Dans les gaz d'échappement et la saumure marine, maculé de cambouis, fatigué, sur les nerfs, une vision m'envahit. En un éclair, je saisis tout - la psychologie des despotes et des P.D.G. Je me disais que pour que la civilisation continue d'exister, les gens devaient rester au même endroit, et il semblait donc naturel que l'évolution de la société crée une illusion de mouvement, alors qu'il n'y en a aucun : des voitures plus rapides ; un montage plus nerveux ; une stimulation sensorielle augmentée, bien que nous restions figés dans une immobilité croissante. La population est submergée par la sensation du progrès, alors qu'en réalité elle est emprisonnée. [...] Je voyais un avenir où la vitesse serait la nouvelle religion, et je voulais en faire partie.
Suite au rêve utopique de la génération qui les a précédés - celle de la Beat Generation - et à la contamination de la vague « contre-culturelle », Frank et Tanya prennent la route. Entre sentiment de révolte et malaise croissant, absorbés par la présence écrasante des médias et confrontés à des identités factices ingénument fortifiées par la perte de leurs illusions, ils explorent jusqu'au point de rupture ce qui fut le prélude de l'ère du simulacre, dictant l'attitude et la personnalité de chacun.

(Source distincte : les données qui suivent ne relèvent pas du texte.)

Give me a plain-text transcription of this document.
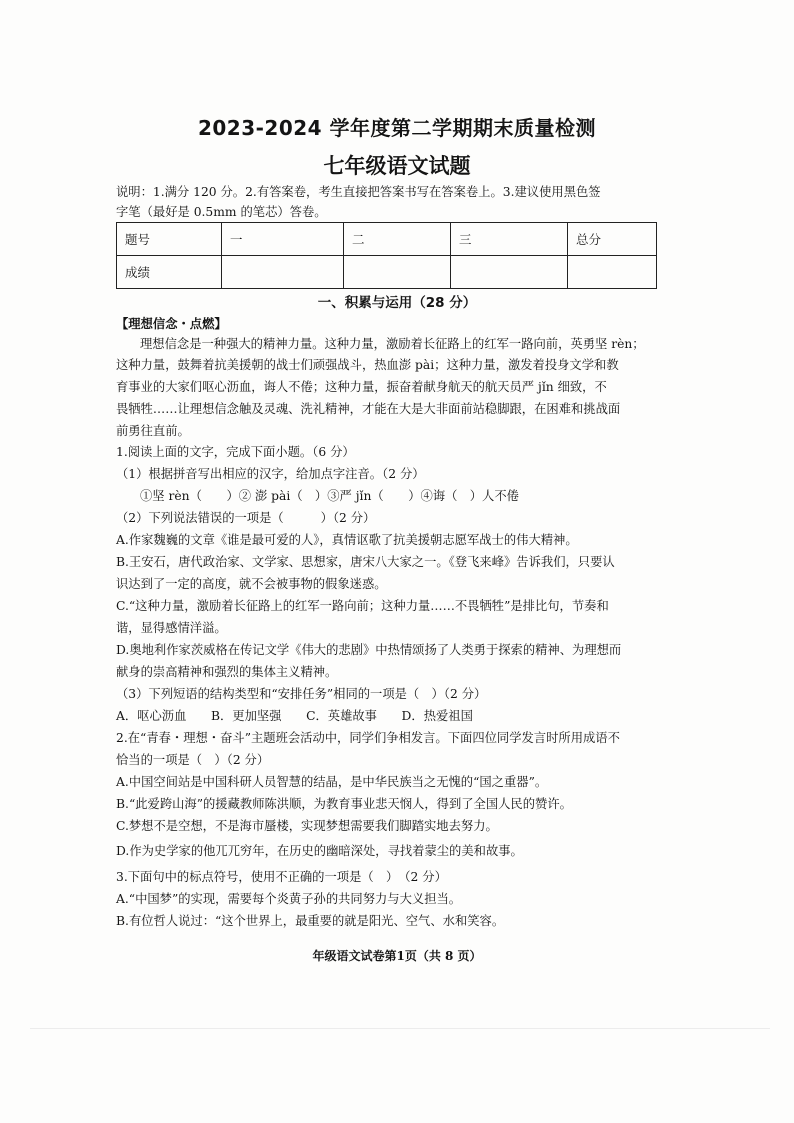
2023-2024 学年度第二学期期末质量检测
七年级语文试题
说明：1.满分 120 分。2.有答案卷，考生直接把答案书写在答案卷上。3.建议使用黑色签
字笔（最好是 0.5mm 的笔芯）答卷。
题号	一	二	三	总分
成绩				
一、积累与运用（28 分）
【理想信念・点燃】
理想信念是一种强大的精神力量。这种力量，激励着长征路上的红军一路向前，英勇坚 rèn；
这种力量，鼓舞着抗美援朝的战士们顽强战斗，热血澎 pài；这种力量，激发着投身文学和教
育事业的大家们呕心沥血，诲人不倦；这种力量，振奋着献身航天的航天员严 jǐn 细致，不
畏牺牲……让理想信念触及灵魂、洗礼精神，才能在大是大非面前站稳脚跟，在困难和挑战面
前勇往直前。
1.阅读上面的文字，完成下面小题。（6 分）
（1）根据拼音写出相应的汉字，给加点字注音。（2 分）
①坚 rèn（　　）② 澎 pài（　）③严 jǐn（　　）④诲（　）人不倦
（2）下列说法错误的一项是（　　　）（2 分）
A.作家魏巍的文章《谁是最可爱的人》，真情讴歌了抗美援朝志愿军战士的伟大精神。
B.王安石，唐代政治家、文学家、思想家，唐宋八大家之一。《登飞来峰》告诉我们，只要认
识达到了一定的高度，就不会被事物的假象迷惑。
C.“这种力量，激励着长征路上的红军一路向前；这种力量……不畏牺牲”是排比句，节奏和
谐，显得感情洋溢。
D.奥地利作家茨威格在传记文学《伟大的悲剧》中热情颂扬了人类勇于探索的精神、为理想而
献身的崇高精神和强烈的集体主义精神。
（3）下列短语的结构类型和“安排任务”相同的一项是（　）（2 分）
A．呕心沥血　　B．更加坚强　　C．英雄故事　　D．热爱祖国
2.在“青春・理想・奋斗”主题班会活动中，同学们争相发言。下面四位同学发言时所用成语不
恰当的一项是（　）（2 分）
A.中国空间站是中国科研人员智慧的结晶，是中华民族当之无愧的“国之重器”。
B.“此爱跨山海”的援藏教师陈洪顺，为教育事业悲天悯人，得到了全国人民的赞许。
C.梦想不是空想，不是海市蜃楼，实现梦想需要我们脚踏实地去努力。
D.作为史学家的他兀兀穷年，在历史的幽暗深处，寻找着蒙尘的美和故事。
3.下面句中的标点符号，使用不正确的一项是（　）　（2 分）
A.“中国梦”的实现，需要每个炎黄子孙的共同努力与大义担当。
B.有位哲人说过：“这个世界上，最重要的就是阳光、空气、水和笑容。
年级语文试卷第1页（共 8 页）
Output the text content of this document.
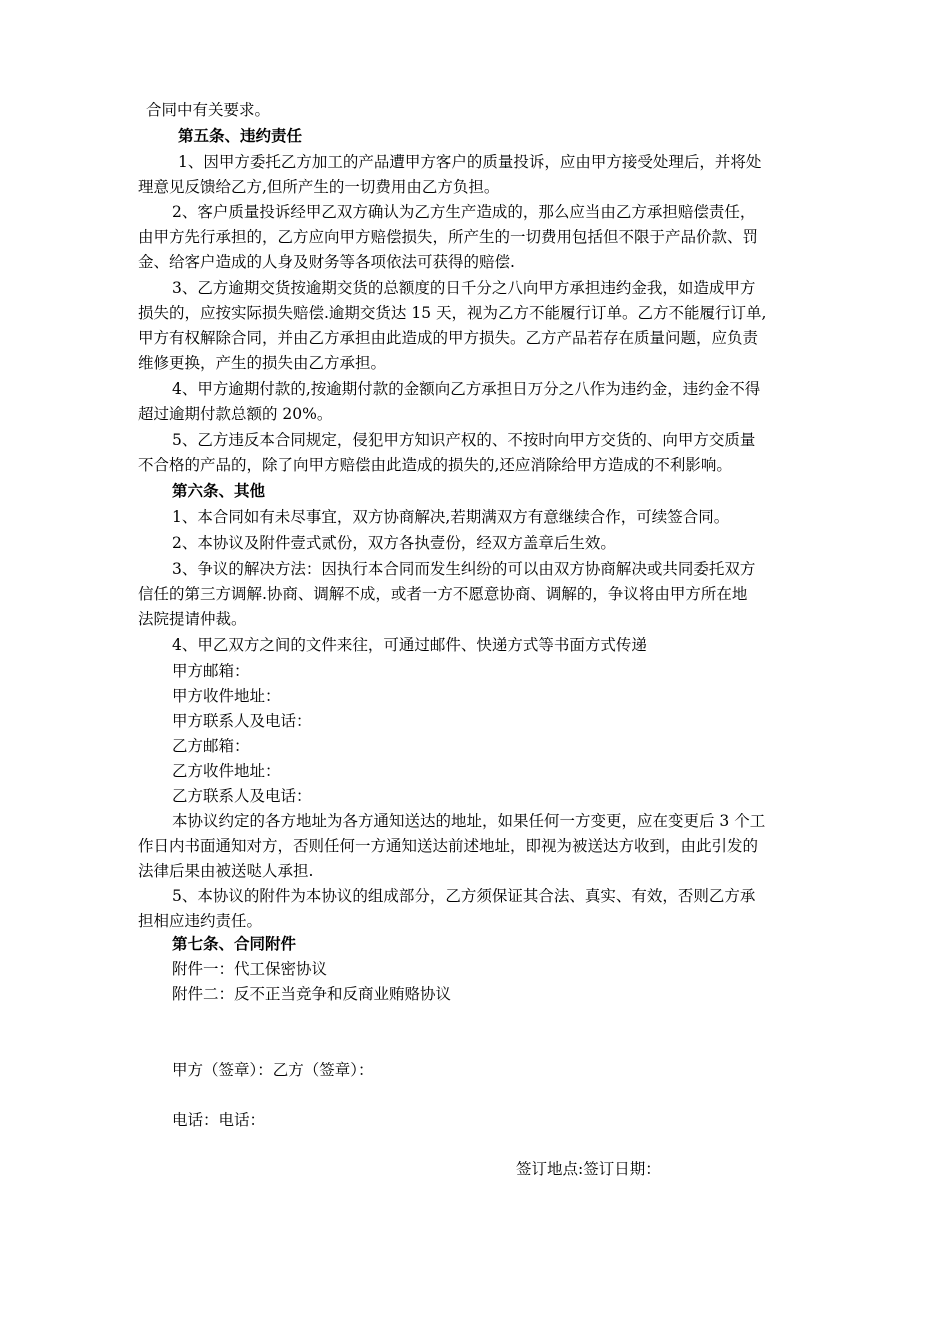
合同中有关要求。
第五条、违约责任
1、因甲方委托乙方加工的产品遭甲方客户的质量投诉，应由甲方接受处理后，并将处
理意见反馈给乙方,但所产生的一切费用由乙方负担。
2、客户质量投诉经甲乙双方确认为乙方生产造成的，那么应当由乙方承担赔偿责任，
由甲方先行承担的，乙方应向甲方赔偿损失，所产生的一切费用包括但不限于产品价款、罚
金、给客户造成的人身及财务等各项依法可获得的赔偿.
3、乙方逾期交货按逾期交货的总额度的日千分之八向甲方承担违约金我，如造成甲方
损失的，应按实际损失赔偿.逾期交货达 15 天，视为乙方不能履行订单。乙方不能履行订单,
甲方有权解除合同，并由乙方承担由此造成的甲方损失。乙方产品若存在质量问题，应负责
维修更换，产生的损失由乙方承担。
4、甲方逾期付款的,按逾期付款的金额向乙方承担日万分之八作为违约金，违约金不得
超过逾期付款总额的 20%。
5、乙方违反本合同规定，侵犯甲方知识产权的、不按时向甲方交货的、向甲方交质量
不合格的产品的，除了向甲方赔偿由此造成的损失的,还应消除给甲方造成的不利影响。
第六条、其他
1、本合同如有未尽事宜，双方协商解决,若期满双方有意继续合作，可续签合同。
2、本协议及附件壹式贰份，双方各执壹份，经双方盖章后生效。
3、争议的解决方法：因执行本合同而发生纠纷的可以由双方协商解决或共同委托双方
信任的第三方调解.协商、调解不成，或者一方不愿意协商、调解的，争议将由甲方所在地
法院提请仲裁。
4、甲乙双方之间的文件来往，可通过邮件、快递方式等书面方式传递
甲方邮箱：
甲方收件地址：
甲方联系人及电话：
乙方邮箱：
乙方收件地址：
乙方联系人及电话：
本协议约定的各方地址为各方通知送达的地址，如果任何一方变更，应在变更后 3 个工
作日内书面通知对方，否则任何一方通知送达前述地址，即视为被送达方收到，由此引发的
法律后果由被送哒人承担.
5、本协议的附件为本协议的组成部分，乙方须保证其合法、真实、有效，否则乙方承
担相应违约责任。
第七条、合同附件
附件一：代工保密协议
附件二：反不正当竞争和反商业贿赂协议
甲方（签章）：乙方（签章）：
电话：电话：
签订地点:签订日期：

Récit de la désagrégation d'un couple sillonnant l'uniformité américaine telle qu'elle se dessinait déjà dans les décennies antérieures, ce roman est aussi la chronique d'un monde en pleine disparition. Et c'est moins l'existence des personnages qui nous est relatée ici que l'histoire qui les achemine vers un exil intérieur, l'impossibilité de connaître la vie réelle d'un autre être, fût-il le plus proche.
Après Hôtel des actes irrévocables, Sous l'empire des oiseaux et Une vie psychosomatique, Carl Watson, dont « l'oeuvre est d'une valeur rare » (Nick Tosches), poursuit son décryptage des zones les plus obscures de la psyché humaine.